Submitted to: American Society for Photogrammetry and Remote Sensing Proceedings
Publication Type: Abstract Only
Publication Acceptance Date: 11/26/2007
Publication Date: 4/28/2008
Citation: Johnson, M.D., Harris, N.R., Louhaichi, M., Clark, P., and Johnson, D.E. 2008. A protocal for monitoring vegetation, bare ground and litter in scaled globally-positioned, ground-level digital imagery. IN: 2008 Annual Conference Proceedings of the ASPRS. April 28-May 2, 2008. Portland, OR. American Society for Photogrammetry and Remote Sensing. Abstract.
Interpretive Summary: Traditional sampling of vegetation cover is quite tedious and slow. We developed a protocol and accompanying hardware and software for collecting ground-level digital imagery. This new sampling system allowed the user to convert imagery to an extremely high-resolution map of the vegetation and ground surface providing measurements of vegetation, litter, and bare ground cover. These results provide agricultural producers, natural resource managers, and researchers with a rapid and accurate means of assessing vegetation cover and ecological site condition.

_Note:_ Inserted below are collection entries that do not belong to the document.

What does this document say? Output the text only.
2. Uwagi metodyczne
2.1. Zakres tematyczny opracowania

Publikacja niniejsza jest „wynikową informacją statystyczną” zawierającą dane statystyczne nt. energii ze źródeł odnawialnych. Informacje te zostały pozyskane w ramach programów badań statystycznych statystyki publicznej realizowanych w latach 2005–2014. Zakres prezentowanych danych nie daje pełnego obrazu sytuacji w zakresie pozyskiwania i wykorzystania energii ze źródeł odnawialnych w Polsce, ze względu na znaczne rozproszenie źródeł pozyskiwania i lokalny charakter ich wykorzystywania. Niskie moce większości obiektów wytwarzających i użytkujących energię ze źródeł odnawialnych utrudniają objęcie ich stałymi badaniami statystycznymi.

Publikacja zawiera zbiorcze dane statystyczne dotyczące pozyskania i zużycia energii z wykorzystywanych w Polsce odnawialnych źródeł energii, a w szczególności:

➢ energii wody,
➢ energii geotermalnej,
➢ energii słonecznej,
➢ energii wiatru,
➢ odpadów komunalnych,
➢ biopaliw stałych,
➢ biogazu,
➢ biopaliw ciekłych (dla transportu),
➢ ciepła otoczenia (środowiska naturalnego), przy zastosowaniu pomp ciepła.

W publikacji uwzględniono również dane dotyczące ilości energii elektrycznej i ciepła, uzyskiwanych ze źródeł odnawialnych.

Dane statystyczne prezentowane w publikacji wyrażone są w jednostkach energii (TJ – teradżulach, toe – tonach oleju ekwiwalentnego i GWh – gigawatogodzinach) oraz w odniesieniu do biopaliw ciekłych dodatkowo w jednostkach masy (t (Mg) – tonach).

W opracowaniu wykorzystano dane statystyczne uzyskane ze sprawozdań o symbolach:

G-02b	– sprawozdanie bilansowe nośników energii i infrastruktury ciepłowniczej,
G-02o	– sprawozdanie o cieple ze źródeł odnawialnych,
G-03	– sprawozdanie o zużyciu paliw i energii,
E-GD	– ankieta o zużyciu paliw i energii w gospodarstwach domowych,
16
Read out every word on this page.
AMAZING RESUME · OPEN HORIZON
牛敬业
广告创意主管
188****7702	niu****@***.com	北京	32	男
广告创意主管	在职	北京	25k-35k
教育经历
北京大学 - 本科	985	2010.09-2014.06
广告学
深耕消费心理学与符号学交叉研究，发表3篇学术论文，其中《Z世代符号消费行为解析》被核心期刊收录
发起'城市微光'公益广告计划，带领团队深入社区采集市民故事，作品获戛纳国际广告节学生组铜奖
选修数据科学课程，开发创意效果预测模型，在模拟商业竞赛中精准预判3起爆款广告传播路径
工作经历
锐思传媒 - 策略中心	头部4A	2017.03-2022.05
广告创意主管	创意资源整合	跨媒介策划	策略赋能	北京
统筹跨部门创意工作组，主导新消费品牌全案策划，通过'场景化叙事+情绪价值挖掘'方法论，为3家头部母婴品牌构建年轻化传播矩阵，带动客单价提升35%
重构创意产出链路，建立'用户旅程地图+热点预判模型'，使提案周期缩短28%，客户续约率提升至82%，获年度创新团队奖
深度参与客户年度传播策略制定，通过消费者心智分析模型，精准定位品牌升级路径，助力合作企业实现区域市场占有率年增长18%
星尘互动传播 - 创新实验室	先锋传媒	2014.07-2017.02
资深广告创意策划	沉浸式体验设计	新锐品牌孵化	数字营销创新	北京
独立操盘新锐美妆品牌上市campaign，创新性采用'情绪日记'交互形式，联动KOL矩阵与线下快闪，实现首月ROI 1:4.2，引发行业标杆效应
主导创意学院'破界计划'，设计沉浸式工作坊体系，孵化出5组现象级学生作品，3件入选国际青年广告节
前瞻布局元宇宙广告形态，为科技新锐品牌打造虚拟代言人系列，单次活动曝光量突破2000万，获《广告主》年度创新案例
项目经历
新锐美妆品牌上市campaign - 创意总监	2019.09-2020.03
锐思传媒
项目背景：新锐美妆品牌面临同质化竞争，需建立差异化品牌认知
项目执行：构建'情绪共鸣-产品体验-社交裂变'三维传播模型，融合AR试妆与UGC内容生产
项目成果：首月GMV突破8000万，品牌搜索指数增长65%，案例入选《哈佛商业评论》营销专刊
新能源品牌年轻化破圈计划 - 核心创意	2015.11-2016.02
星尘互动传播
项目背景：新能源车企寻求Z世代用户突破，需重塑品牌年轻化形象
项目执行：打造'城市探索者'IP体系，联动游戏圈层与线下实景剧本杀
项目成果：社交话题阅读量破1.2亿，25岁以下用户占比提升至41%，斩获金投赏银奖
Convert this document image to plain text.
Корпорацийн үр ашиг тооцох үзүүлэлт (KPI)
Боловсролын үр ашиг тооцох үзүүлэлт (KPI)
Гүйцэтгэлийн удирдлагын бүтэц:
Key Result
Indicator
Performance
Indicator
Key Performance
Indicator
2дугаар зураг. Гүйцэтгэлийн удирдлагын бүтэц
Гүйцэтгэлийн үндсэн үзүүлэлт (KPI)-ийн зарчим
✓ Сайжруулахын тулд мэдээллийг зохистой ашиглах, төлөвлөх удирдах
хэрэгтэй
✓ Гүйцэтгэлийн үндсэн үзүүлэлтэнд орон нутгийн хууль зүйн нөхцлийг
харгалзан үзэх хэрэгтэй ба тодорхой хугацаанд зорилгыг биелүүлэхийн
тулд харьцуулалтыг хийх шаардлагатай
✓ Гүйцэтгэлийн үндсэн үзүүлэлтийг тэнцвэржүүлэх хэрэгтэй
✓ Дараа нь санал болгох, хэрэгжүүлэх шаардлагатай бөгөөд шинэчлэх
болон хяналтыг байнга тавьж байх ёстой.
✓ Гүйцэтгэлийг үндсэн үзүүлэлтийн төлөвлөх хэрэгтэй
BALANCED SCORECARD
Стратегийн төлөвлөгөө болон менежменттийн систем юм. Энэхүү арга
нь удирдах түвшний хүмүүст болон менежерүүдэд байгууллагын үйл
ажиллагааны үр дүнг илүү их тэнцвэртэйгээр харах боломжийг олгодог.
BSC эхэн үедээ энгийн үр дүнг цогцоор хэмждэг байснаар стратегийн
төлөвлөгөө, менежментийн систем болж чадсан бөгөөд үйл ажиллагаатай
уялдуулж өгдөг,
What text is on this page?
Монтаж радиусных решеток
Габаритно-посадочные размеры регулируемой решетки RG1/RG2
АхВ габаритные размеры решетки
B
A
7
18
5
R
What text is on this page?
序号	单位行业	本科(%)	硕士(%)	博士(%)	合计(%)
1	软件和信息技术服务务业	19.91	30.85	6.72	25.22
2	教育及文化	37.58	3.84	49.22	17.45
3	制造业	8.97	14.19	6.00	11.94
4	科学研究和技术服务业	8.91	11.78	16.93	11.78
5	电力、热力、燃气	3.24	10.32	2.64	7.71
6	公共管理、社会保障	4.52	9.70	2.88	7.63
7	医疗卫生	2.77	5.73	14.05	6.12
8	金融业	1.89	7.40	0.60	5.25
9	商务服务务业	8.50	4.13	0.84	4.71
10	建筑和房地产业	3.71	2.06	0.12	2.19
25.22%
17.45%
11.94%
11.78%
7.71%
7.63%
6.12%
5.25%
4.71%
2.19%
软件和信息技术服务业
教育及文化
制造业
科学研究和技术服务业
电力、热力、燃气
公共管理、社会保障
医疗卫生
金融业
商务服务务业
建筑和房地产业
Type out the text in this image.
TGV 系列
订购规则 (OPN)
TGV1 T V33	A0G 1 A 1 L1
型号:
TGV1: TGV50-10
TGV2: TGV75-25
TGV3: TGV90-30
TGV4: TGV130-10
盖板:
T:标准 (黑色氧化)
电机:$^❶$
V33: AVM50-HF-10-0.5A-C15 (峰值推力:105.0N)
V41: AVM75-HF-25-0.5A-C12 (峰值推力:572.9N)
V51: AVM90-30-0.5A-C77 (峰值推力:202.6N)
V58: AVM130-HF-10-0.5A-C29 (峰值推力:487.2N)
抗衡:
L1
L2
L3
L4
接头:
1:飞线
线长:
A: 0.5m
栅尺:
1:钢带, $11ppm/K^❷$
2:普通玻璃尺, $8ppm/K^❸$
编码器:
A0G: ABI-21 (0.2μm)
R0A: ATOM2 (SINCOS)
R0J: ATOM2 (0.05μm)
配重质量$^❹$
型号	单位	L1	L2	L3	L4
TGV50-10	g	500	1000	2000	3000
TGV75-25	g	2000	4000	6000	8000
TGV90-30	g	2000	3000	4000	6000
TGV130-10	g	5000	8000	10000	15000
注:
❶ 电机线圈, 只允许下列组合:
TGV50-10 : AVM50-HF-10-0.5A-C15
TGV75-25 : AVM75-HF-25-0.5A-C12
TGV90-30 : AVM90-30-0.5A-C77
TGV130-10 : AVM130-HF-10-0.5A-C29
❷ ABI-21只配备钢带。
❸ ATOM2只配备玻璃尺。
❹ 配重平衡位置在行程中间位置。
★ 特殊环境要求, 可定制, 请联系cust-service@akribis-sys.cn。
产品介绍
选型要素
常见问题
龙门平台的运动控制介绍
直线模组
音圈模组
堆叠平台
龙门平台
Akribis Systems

Technical Abstract: Scientists and managers have used the quadrat as a means of measuring and monitoring vegetation since the foundation of modern plant ecology. Traditional quadrat sampling, unfortunately, is quite tedious and slow. Proper monitoring requires not only careful examination of individual quadrats (samples) but large numbers of samples if the information is to be used in a statistical context. These limitations were acutely felt very early and by the 1930’s overhead photography was being employed to save time, increase accuracy, eliminate personal bias, and create a visual record. Large scale photographs (1:100 to 1:5000) resolve considerable detail, but have been problematic because it is difficult to determine exactly where the photo was taken and their rectification was nearly impossible. Recent advances in differential GPS, digital imaging, and computer technologies have opened new opportunities for rapidly collecting and processing images in the field. We developed a protocol and accompanying hardware and software that collects ground-level digital imagery; and scales, rectifies, classifies, and saves images as bitmaps and their associated world and projection files. Our software allows the user to classify the image, for example, as soil, litter, and bare ground and save the classification as an Arc ASCII grid map. Rectified and classified images can then be used in numerous imaging and GIS packages, such as ERDAS, PCI, ENVI, and ArcGIS. Because the collected digital images are spatially explicit, objects in the images can then be measured and cover values can be quantified.